Selon les Inter-Services Public Relations (ISPR), le service de communication des forces armées bangladaises, l’appareil en cause était un avion d’entraînement F-7 BGI, un modèle fabriqué en Chine. Cet avion a décollé à 13h06 heure locale lundi avant de s’écraser vers 13h30 sur le bâtiment du Milestone School and College, situé dans le quartier d’Uttara à Dhaka.
Une dépendance critiquée
Ce tragique accident a ravivé les débats sur le choix des équipements militaires au Bangladesh et sur la qualité des matériels en service. Le F-7 BGI, dérivé chinois du MiG-21 soviétique, est reconnu pour sa technologie ancienne et a déjà connu plusieurs incidents dans différents pays utilisateurs.

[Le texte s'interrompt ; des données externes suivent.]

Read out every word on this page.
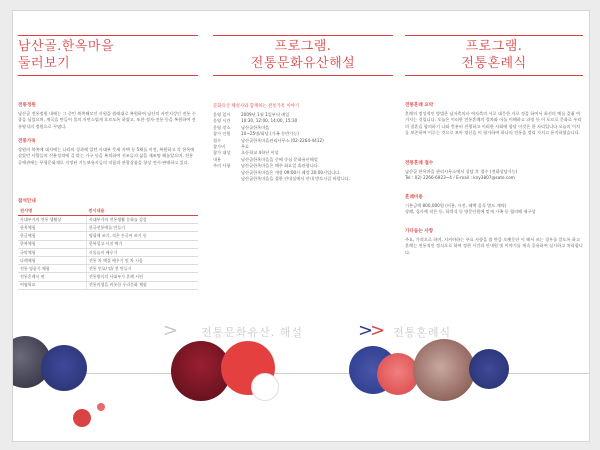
남산골.한옥마을
둘러보기
전통정원

남산골 전통정원 내에는 그 중턴 북쪽해모인 사원을 원래대로 복원하여 남산의 자연지성인 전통 수종을 심었으며, 계곡을 만들어 물의 자연스럽게 흐르도록 하였고, 또한 정자·전통 등을 복원하여 전통양식의 정원으로 꾸몄다.

전통가옥

장원의 북쪽에 대지에는 나라의 성과에 있던 사대부 뜻세 자택 등 5채를 이전, 복원하고 각 한옥에 살았던 사람들의 신분성격에 걸 맞는 가구 등을 복치하여 선조들의 삶을 재조명 해놓았으며, 전통 공예관에는 무형문화재로 지정된 기능보유자들의 작품과 관광상품을 항상 전시·판매하고 있다.

참석안내
전시명	전시내용
사대부가의 전통 생활상	사대부가의 전통생활 문화를 감상
한옥체험	한국전통예를 만들기
한글체험	명필체 쓰기, 적은 손글씨 쓰기 등
한복체험	한복입고 사진 찍기
국악체험	사물놀이 배우기
다례체험	전통 차 예절 배우기 및 차 시음
전통 명품기 체험	전통 민요/ 탈/ 전 만들기
전통혼례식 연	전통방식의 사대부가 혼례 시연
여염학교	전통의생을 비롯한 우리문화 체험
프로그램.
전통문화유산해설
문화유산 해설사와 함께하는 전통가옥 이야기
운영 일시	2009년 1월 1일부터 매일
운영 시간	10:30, 12:00, 14:00, 15:30
운영 장소	남산골한옥마을
참가 인원	10~25명/회당 (가족 등반가능)
접수	남산골한옥마을관리사무소 (02-2264-4412)
참가비	무료
참가 대상	초등학교 4학년 이상
내용	남산골한옥마을을 중에 중심 문화유산해설
주의 사항	남산골한옥마을은 매주 화요일 휴관합니다.
남산골한옥마을은 개장 09:00시 폐장 20:00시입니다.
남산골한옥마을을 접한 안내실에서 안내 받으시길 바랍니다.
프로그램.
전통혼례식
전통혼례 요약

혼례의 정성적인 방법은 남자측의사 여자측의 서로 대응한 자로 정을 하여서 최선의 예를 갖춰 여겨지는 것입니다. 오늘은 이러한 전통혼례의 절차와 이를 이해하고 과정 등 이 포르로 문화로 우리의 결혼을 합의하기 나와 충분히 진행하고 이러한 사회에 합당 이것은 한 자리입니다 오늘의 이치를 보존하여 이루는 것으로 보아 정신을 이 평가하여 하나의 전통을 정리 가지고 유지하였습니다.

전통혼례 접수

남산골 한옥마을 관리사무소에서 상담 후 접수 (전화상담가능)

Tel : 02) 2266-6923~4 / E-mail : kny3807@sate.com

혼례비용

기본금액 800,000원 (비용, 사진, 폐백 음식 별도 계약)

장례, 집사예 작은 등, 하객석 등 방문인원에 맞게 가족 등 협의해 재구성

가다듬는 사항

주요, 가격으로 하며, 지켜야하는 주요 사항을 쓸 만큼 오랫동안 이 해서 쓰는 경우를 알도록 하고 혼례는 전통적인 정식으로 하며 정한 시간과 안내원 및 이야기를 계속 공유하여 실시하고 처리합니다.

> 전통문화유산. 해설	>
> 전통혼례식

Les observateurs et experts en défense soulignent que le recours à un tel avion d’entraînement reflète une certaine vulnérabilité stratégique liée à la modernité limitée des forces aériennes bangladaises. Plusieurs voix appellent à une réévaluation des partenariats d’armement et à une diversification des fournisseurs pour améliorer la sécurité et les capacités opérationnelles.
Contexte géopolitique
Le recours au matériel chinois dans les forces armées du Bangladesh s’inscrit dans un contexte de relations étroites entre les deux pays. Pékin est un fournisseur majeur d’armements et d’équipements pour Dhaka, proposant souvent des solutions à coûts compétitifs. Cependant, ces choix stratégiques sont remis en question lorsqu’ils entraînent des conséquences dramatiques, comme dans cet accident.
Face à cette situation, il est essentiel que les autorités bangladaises revoient non seulement la qualité de leur matériel militaire, mais aussi leurs doctrines d’acquisition afin de garantir la sécurité de leurs personnels et des populations civiles, tout en adaptant leurs forces armées aux défis actuels et futurs.